Field work

The Fieldwork Research Network takes as its frame the archetypal feature of agricultural landscapes: the field. An icon of human-land interactions, fields epitomise the imagined rural landscape in the UK.

Fields further signify the ongoing labour that landscape cultivation demands and the forms of land ownership that field enclosure represents. Based in Devon, an English country synonymous with agricultural field landscapes, our network will bring together arts and humanities researchers, artists, farmers and estate managers, to consider the aesthetics, histories, politics and possible futures of the field.

Principal Investigator Katharine Earnshaw introduces the project in this short video

The network takes its initial cues from approaches to landscape from Classics and Cultural Geography. We will utilise a Latin philosophical didactic poem on agriculture, Virgil’s Georgics, considering how a classical framework of agricultural ethics has informed, and could yet inform, understandings of land stewardship.

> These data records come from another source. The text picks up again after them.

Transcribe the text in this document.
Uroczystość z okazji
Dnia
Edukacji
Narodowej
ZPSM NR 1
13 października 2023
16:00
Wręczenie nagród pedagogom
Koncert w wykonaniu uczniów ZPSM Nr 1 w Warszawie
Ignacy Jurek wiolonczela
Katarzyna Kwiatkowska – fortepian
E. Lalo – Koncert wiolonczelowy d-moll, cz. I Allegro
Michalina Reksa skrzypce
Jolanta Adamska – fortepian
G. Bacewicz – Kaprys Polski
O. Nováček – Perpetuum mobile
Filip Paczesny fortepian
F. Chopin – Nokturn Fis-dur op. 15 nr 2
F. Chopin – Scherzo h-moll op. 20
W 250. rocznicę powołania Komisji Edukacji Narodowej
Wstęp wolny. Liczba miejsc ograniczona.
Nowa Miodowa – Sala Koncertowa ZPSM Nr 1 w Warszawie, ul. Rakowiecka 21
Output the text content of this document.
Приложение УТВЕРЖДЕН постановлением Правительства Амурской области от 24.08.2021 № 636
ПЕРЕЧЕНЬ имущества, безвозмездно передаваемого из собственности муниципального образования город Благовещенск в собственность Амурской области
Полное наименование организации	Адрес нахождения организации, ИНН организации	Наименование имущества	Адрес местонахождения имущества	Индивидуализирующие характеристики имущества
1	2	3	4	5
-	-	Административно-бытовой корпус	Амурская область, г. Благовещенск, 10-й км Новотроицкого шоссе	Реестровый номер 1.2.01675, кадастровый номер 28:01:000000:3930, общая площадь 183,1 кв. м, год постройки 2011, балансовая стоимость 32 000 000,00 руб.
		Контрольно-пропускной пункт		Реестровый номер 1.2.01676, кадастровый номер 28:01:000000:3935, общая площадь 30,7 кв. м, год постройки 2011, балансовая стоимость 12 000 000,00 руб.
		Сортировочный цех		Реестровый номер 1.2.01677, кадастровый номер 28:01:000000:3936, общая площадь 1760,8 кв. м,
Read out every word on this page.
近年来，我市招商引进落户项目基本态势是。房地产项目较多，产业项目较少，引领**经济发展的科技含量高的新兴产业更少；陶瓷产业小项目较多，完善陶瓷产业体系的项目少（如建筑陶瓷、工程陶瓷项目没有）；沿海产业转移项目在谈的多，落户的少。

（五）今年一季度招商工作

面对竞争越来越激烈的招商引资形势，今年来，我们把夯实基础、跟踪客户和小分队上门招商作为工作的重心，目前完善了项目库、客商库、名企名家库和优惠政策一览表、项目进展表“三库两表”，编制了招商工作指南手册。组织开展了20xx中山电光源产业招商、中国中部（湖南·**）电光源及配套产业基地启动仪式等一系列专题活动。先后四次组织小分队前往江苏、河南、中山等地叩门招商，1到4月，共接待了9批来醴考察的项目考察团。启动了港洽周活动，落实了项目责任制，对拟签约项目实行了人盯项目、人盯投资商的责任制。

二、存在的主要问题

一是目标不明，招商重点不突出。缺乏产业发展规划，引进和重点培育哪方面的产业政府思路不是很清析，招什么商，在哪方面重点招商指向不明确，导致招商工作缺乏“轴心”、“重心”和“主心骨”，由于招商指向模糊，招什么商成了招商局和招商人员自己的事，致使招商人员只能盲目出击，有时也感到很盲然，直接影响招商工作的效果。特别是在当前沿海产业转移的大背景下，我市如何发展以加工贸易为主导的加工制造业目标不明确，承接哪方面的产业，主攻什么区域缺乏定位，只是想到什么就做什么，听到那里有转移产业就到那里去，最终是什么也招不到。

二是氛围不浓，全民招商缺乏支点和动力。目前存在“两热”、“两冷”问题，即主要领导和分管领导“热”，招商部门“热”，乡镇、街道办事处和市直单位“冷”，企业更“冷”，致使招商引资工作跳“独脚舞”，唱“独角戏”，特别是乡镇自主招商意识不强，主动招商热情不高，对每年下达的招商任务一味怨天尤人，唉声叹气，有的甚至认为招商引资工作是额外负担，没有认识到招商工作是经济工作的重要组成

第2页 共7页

Thinking creatively through classical agricultural philosophy will help disrupt the possibility that received opinions about environment and landscape are traded amongst participants. The Georgics thus becomes a starting-point: a model to refine – but not define – ethical approaches to the field. We will also draw upon embodied approaches to narrative and landscape interaction developed in Cultural Geography and art practice, by engaging with research-in-practice. We are thus interested in the ways different scholarly traditions and methodologies intersect: how textual knowledge informs field experience and vice versa, and how this combination might point towards new articulations of the cultural values of field landscapes.

Key Questions:

  1. How can we develop more cross-disciplinary and temporally-sensitive accounts of culture and heritage in the creation of landscape values?
  2. What are the roles of text and experience in the creation of agricultural ethics?
  3. How can textual and embodied research together uncover a more nuanced perspective on cultural ecosystems services with respect to agricultural landscapes?
  4. How can social values in relation to agricultural landscapes be discovered together through art and practice?

We will address these questions through a series of network activities. These will include on-site discussions with farmers and estate managers, collaborative work with Devon-based professional fine artists, and workshops involving researchers from the arts and humanities. We will also engage wider public audiences through articles and exhibitions at agricultural shows.